Automating a Manual Crank
Off-the-shelf actuators for converting a manual standing desk are expensive and overkill. The real engineering challenge - designing a compact, 3D-printable gearbox with enough reduction to drive the lead screw at usable speed - was interesting enough to build from scratch.
The project crossed three disciplines: mechanical (gear design, system dynamics, bracket geometry), electrical (motor controller with user controls), and validation (load testing the printed gear teeth). Exactly the kind of cross-functional integration that shows up in real product work.
Helical Planetary Gearbox
Planetary configuration distributes load across three planet gears simultaneously - significantly more compact than an equivalent spur gear train at the same reduction. Helical tooth profile adds gradual engagement, reducing impact load per tooth (important for PLA).
Gear ratios sized with closed-form planetary equations against target motor speed and desk lead screw pitch. System dynamics calculations validated torque requirements across the full travel range, accounting for desk weight, lead screw friction, and dynamic start/stop loads.
Three load paths, gradual tooth engagement, lower noise, compact form factor. Trade-off: helical teeth add axial thrust - accounted for in bearing selection.
Load tested under representative desk loads. Characterized failure modes (tooth stripping at overload, bearing wear over cycles) and updated geometry accordingly.
Custom Motor Controller
Potentiometer for varying motor speed, switch for direction (up/down), and a voltage readout showing actual voltage delivered to the motor. Intentionally transparent - you can see real-time how loaded the system is via voltage drop, useful for diagnostics and tuning the speed setpoint.
Custom Mounting Bracket
Designed to mate with pre-existing tapped holes on the desk underside - no new drilling, no irreversible modifications. Constraint-driven design: respect what's already there.
From Crank Measurement to Installed Drive
The desk started with a hand crank on the underside. Raising and lowering it became tedious once the desktop was loaded with monitors, tools, and hardware, so I measured the torque needed to move the desk through its travel.
Direct-drive motor options were either too weak or too expensive, which made a custom reduction gearbox the best engineering problem to solve.

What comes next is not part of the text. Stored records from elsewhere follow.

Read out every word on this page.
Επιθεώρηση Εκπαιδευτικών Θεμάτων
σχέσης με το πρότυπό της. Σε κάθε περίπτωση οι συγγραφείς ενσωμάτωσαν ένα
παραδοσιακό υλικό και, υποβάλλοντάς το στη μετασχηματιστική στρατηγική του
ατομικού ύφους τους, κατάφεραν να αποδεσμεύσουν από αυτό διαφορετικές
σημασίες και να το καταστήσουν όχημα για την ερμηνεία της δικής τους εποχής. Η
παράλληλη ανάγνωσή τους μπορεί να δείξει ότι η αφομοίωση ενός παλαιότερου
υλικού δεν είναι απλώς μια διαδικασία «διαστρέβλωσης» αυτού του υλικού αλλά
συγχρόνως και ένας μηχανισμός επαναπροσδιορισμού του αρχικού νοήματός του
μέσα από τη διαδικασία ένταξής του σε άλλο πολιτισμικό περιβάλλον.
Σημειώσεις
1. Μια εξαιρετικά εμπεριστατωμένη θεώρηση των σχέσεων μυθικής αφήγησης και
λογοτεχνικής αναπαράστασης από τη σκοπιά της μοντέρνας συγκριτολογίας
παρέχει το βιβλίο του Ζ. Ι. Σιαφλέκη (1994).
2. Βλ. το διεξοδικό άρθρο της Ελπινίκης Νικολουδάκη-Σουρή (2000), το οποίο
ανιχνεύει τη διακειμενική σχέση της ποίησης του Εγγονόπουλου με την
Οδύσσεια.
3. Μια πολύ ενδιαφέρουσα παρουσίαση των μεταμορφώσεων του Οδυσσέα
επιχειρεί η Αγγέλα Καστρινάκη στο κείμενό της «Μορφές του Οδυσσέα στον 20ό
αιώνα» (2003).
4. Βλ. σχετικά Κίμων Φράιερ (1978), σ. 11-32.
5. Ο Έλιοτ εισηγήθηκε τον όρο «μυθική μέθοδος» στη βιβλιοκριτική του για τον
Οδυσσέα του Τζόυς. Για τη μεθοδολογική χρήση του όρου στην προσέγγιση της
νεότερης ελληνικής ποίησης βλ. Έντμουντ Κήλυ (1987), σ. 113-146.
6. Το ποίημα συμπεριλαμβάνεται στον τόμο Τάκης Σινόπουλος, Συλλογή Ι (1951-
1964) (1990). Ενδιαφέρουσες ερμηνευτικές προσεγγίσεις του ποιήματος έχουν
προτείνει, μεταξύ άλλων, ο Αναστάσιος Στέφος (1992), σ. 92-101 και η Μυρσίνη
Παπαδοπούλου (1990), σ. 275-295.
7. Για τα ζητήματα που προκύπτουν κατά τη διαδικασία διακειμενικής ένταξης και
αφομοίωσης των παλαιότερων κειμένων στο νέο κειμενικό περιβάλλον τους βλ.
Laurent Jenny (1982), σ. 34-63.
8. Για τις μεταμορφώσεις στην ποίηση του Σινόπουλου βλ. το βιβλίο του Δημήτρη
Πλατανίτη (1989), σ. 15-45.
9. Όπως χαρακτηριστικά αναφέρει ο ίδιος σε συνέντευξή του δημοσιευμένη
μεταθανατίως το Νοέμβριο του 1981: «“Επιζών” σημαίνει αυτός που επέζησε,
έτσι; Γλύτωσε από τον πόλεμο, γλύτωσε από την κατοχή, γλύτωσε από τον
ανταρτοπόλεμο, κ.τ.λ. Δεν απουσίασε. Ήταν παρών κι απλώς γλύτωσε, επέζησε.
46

The first gearbox used a three-stage 3:1 reduction for a final 27:1 ratio. I intentionally designed the gear geometry conservatively to learn how printed tolerance stack-up behaved in a moving assembly.
It worked, but it was too large and loud. The one-piece planet carrier also created friction and eventually failed at the sun gear shaft under torsional load.
The final gearbox kept the required torque output but packaged it more tightly. The spur gears were replaced with helical teeth to reduce noise, and the planet carrier was redesigned around screws and nylock nuts as low-cost planet shafts.
The sun gear is printed into the triangular carrier, removing the weak shaft interface that failed in the first version.
The gearbox mounts to a faceplate that also carries the user controls: potentiometer speed control, up/down direction switch, and a voltage readout for monitoring motor load.
A custom bracket mates to existing tapped holes on the underside of the desk, so the automation can be installed without drilling new holes or permanently modifying the desk.